Mother Nature's Engineering
by Kathleen M. Wong
Mimi Koehl has won many accolades for her research, including a MacArthur "genius" award in 1990. She is also the heroine of Nature's Machines, a children's book about her life and work. Image: courtesy Mimi Koehl
At the bottom of the ocean, a lobster follows its nose. In the dim vastness of the seafloor, the smell of prey is the most reliable guide to a good meal. But tracing a faint plume of scent to its source is no mean feat when currents are swirling odor molecules hither and yon.
The noses of lobsters are stick-like antennules bearing rows of odor-sensing hairs. To home in on prey, lobsters sniff by flicking their noses up and down like a fly fisherman working a stream. Berkeley professor of integrative biology Mimi Koehl sees the similarity between these "hairy little noses" and many other types of feathery and bristly structures.
Koehl used odor labeled with fluorescent dye and a laser to illuminate how lobster noses trap a scent molecules in turbulent water currents. Image: courtesy Mimi Koehl
Animals from crabs to fanworms, moths to barnacles also have appendages bristling with arrays of fine filaments. They sweep these combs or brushes through the air or water, or hold them up in the wind or waves to catch food or oxygen, or to meet a mate.
Koehl is studying how structures such as hairy limbs help organisms survive in a demanding environment. Gleaning design principles from living things is her stock in trade. Koehl is now working to disseminate this approach more broadly as a cofounder and instructor at CiBER, Berkeley's new Center for Interdisciplinary Bio-inspiration in Education and Research.
"I look across living things and ask, is there a kind of structure that gets used over and over again by different groups of organisms to do something important?" Koehl says. In this way, she can separate features that are species-specific from those critical to get the job done.
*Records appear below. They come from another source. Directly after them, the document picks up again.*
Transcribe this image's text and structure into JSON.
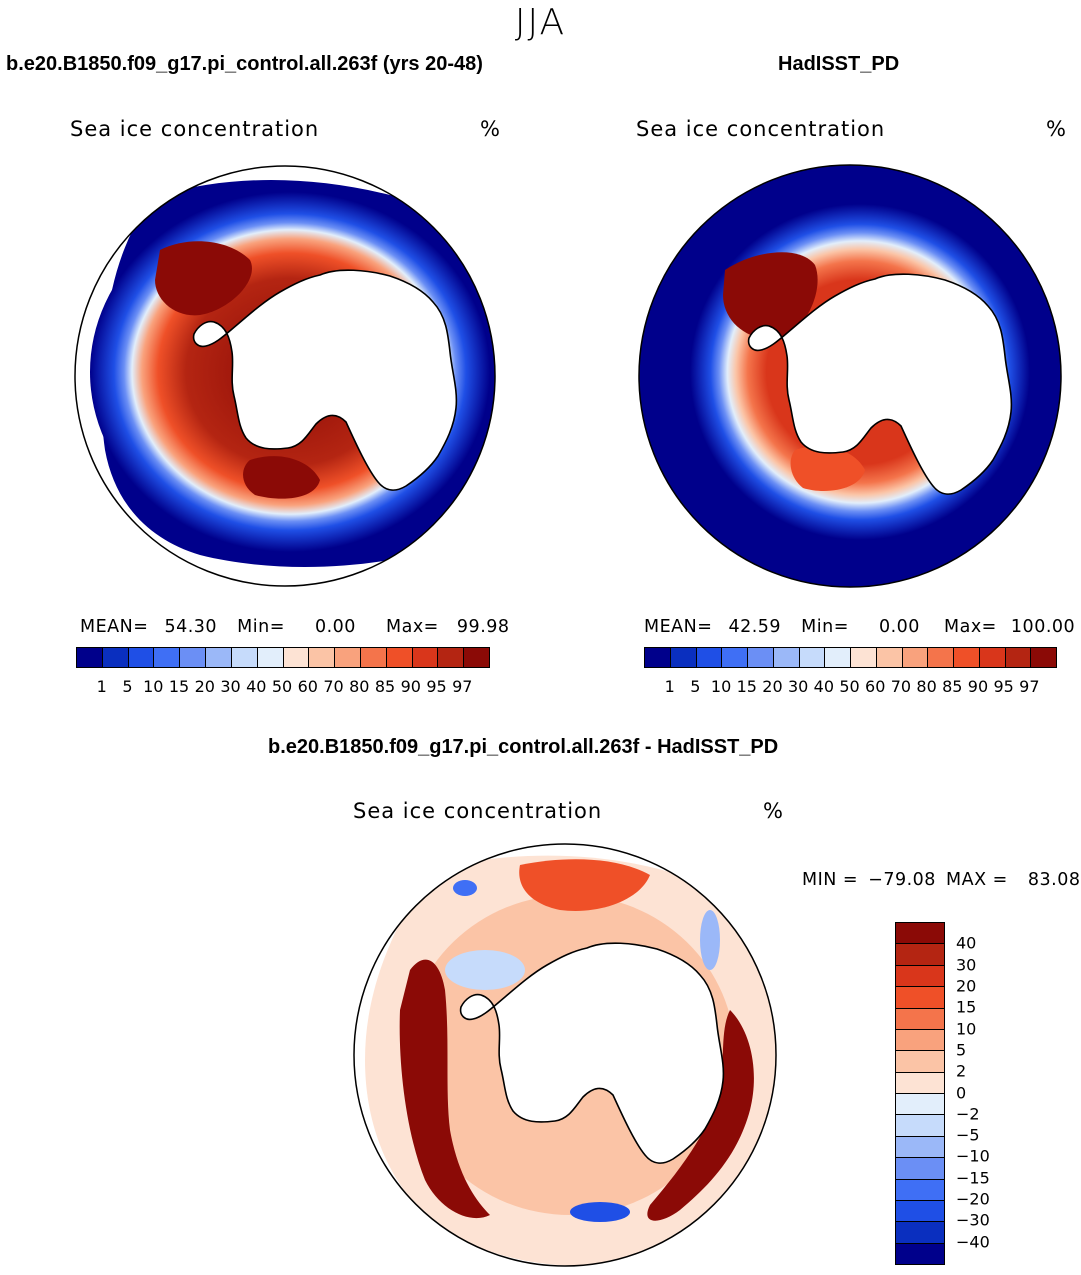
{
  "figure": {
    "season": "JJA",
    "ice_color_labels": [
      "1",
      "5",
      "10",
      "15",
      "20",
      "30",
      "40",
      "50",
      "60",
      "70",
      "80",
      "85",
      "90",
      "95",
      "97"
    ],
    "ice_colors": [
      "#00008b",
      "#0a2fbf",
      "#1f4fe6",
      "#3f6ff5",
      "#6b8ff5",
      "#9bb8f8",
      "#c6dbfb",
      "#e2eefb",
      "#fde3d4",
      "#fbc4a6",
      "#f9a27d",
      "#f4744b",
      "#ef5028",
      "#d9361b",
      "#b42512",
      "#8b0a06"
    ],
    "diff_color_labels": [
      "40",
      "30",
      "20",
      "15",
      "10",
      "5",
      "2",
      "0",
      "−2",
      "−5",
      "−10",
      "−15",
      "−20",
      "−30",
      "−40"
    ],
    "diff_colors": [
      "#8b0a06",
      "#b42512",
      "#d9361b",
      "#ef5028",
      "#f4744b",
      "#f9a27d",
      "#fbc4a6",
      "#fde3d4",
      "#e2eefb",
      "#c6dbfb",
      "#9bb8f8",
      "#6b8ff5",
      "#3f6ff5",
      "#1f4fe6",
      "#0a2fbf",
      "#00008b"
    ]
  },
  "panels": {
    "model": {
      "case_title": "b.e20.B1850.f09_g17.pi_control.all.263f (yrs 20-48)",
      "variable": "Sea ice concentration",
      "units": "%",
      "mean_label": "MEAN=",
      "mean": "54.30",
      "min_label": "Min=",
      "min": "0.00",
      "max_label": "Max=",
      "max": "99.98"
    },
    "obs": {
      "case_title": "HadISST_PD",
      "variable": "Sea ice concentration",
      "units": "%",
      "mean_label": "MEAN=",
      "mean": "42.59",
      "min_label": "Min=",
      "min": "0.00",
      "max_label": "Max=",
      "max": "100.00"
    },
    "diff": {
      "case_title": "b.e20.B1850.f09_g17.pi_control.all.263f - HadISST_PD",
      "variable": "Sea ice concentration",
      "units": "%",
      "min_label": "MIN =",
      "min": "−79.08",
      "max_label": "MAX =",
      "max": "83.08"
    }
  }
}
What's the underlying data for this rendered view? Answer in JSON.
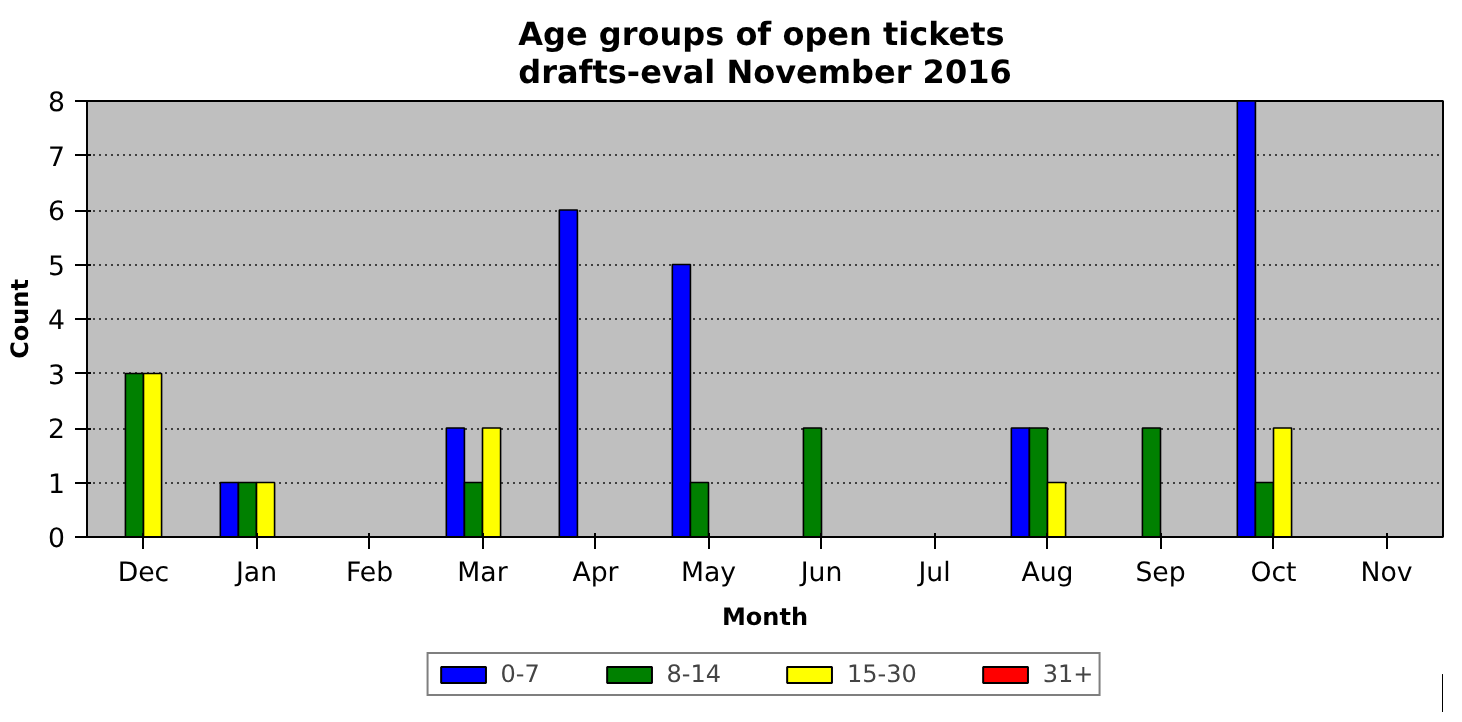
{
  "chart_data": {
    "type": "bar",
    "title": "Age groups of open tickets\ndrafts-eval November 2016",
    "xlabel": "Month",
    "ylabel": "Count",
    "categories": [
      "Dec",
      "Jan",
      "Feb",
      "Mar",
      "Apr",
      "May",
      "Jun",
      "Jul",
      "Aug",
      "Sep",
      "Oct",
      "Nov"
    ],
    "series": [
      {
        "name": "0-7",
        "color": "#0000ff",
        "values": [
          0,
          1,
          0,
          2,
          6,
          5,
          0,
          0,
          2,
          0,
          8,
          0
        ]
      },
      {
        "name": "8-14",
        "color": "#008000",
        "values": [
          3,
          1,
          0,
          1,
          0,
          1,
          2,
          0,
          2,
          2,
          1,
          0
        ]
      },
      {
        "name": "15-30",
        "color": "#ffff00",
        "values": [
          3,
          1,
          0,
          2,
          0,
          0,
          0,
          0,
          1,
          0,
          2,
          0
        ]
      },
      {
        "name": "31+",
        "color": "#ff0000",
        "values": [
          0,
          0,
          0,
          0,
          0,
          0,
          0,
          0,
          0,
          0,
          0,
          0
        ]
      }
    ],
    "ylim": [
      0,
      8
    ],
    "yticks": [
      0,
      1,
      2,
      3,
      4,
      5,
      6,
      7,
      8
    ],
    "grid": "y",
    "legend": "bottom"
  }
}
"For me, it's very important to observe organisms in their natural habitats and measure the aspects of their physical environment that impinge on them when they function," Koehl says. "If you really want to understand which aspects of an organism's structure affect its performance, you need to know what it does in nature."
Koehl studies organisms in natural habitats to better understand how their bodies interact with the environment. Here, she is examining how kelp on Tatoosh Island, Washington, withstand the crashing ocean waves. Image: courtesy Mimi Koehl
Using high-speed video, Koehl recorded live lobsters as they sniffed. With each flick of the antennule, the lobsters made an extremely rapid downstroke, followed by a much slower upstroke. But how did these movements affect the flow of water within the tuft of sensory nose hairs?
To find out, Koehl built a robotic lobster with a body made from the molted shell of a real lobster. Removing the nose antennules from lobsters bought at the fish market, she affixed them to robotic arms that would wave them up and down at a programmed pace. Koehl then put the robot downstream from an odor source in a big flow tank where she could mimic the turbulent water flow in a lobster's seafloor habitat. She labeled the odor with a fluorescent dye plume so she could see it, and turned out the lights. As the robo-lobster sniffed, she used a laser beam to illuminate just the paper-thin slice of water where the skinny antennule was flicking. Any dye molecules in the slice glowed, allowing Koehl to track the odor concentrations captured by the antennule with great precision.
She found that the rapid downstroke pushes old, stale water out from between the hairs as a new water sample enters. On the slower upstroke, this fresh sample remains trapped in the tuft of sensory filaments so the lobster can process the odor. Calculations of the fluid dynamics confirmed her findings.
Koehl is co-founder of Berkeley's new Center for Integrative Biomechanics in Research and Design, or CiBER. As part of a new CiBER lab course, she shows students how to measure water flow and turbulence in Strawberry Creek while assessing the hydrodynamic forces a crayfish would experience in the stream. Image: Simon Sponberg
"They're sniffing, just like we do. They're taking a discrete odor sample with each flick," Koehl says. "If you're trying to locate something, you want to know what it smells like now versus when you were someplace else."
By altering the dimensions, hair arrangement, and movements of her model, Koehl could observe how lobster noses performed against crabs, shrimps, and even the antennae on moths.
Her findings can help engineers develop sniffing robots that could be used to detect mines threatening harbors, sources of toxic waste, or other hazards.
"By understanding how nature's structures operate in messy real-world habitats, I provide design principles that can be used by people developing devices that must operate in complex environments," Koehl says. "We're using biological structures as inspiration for manmade designs."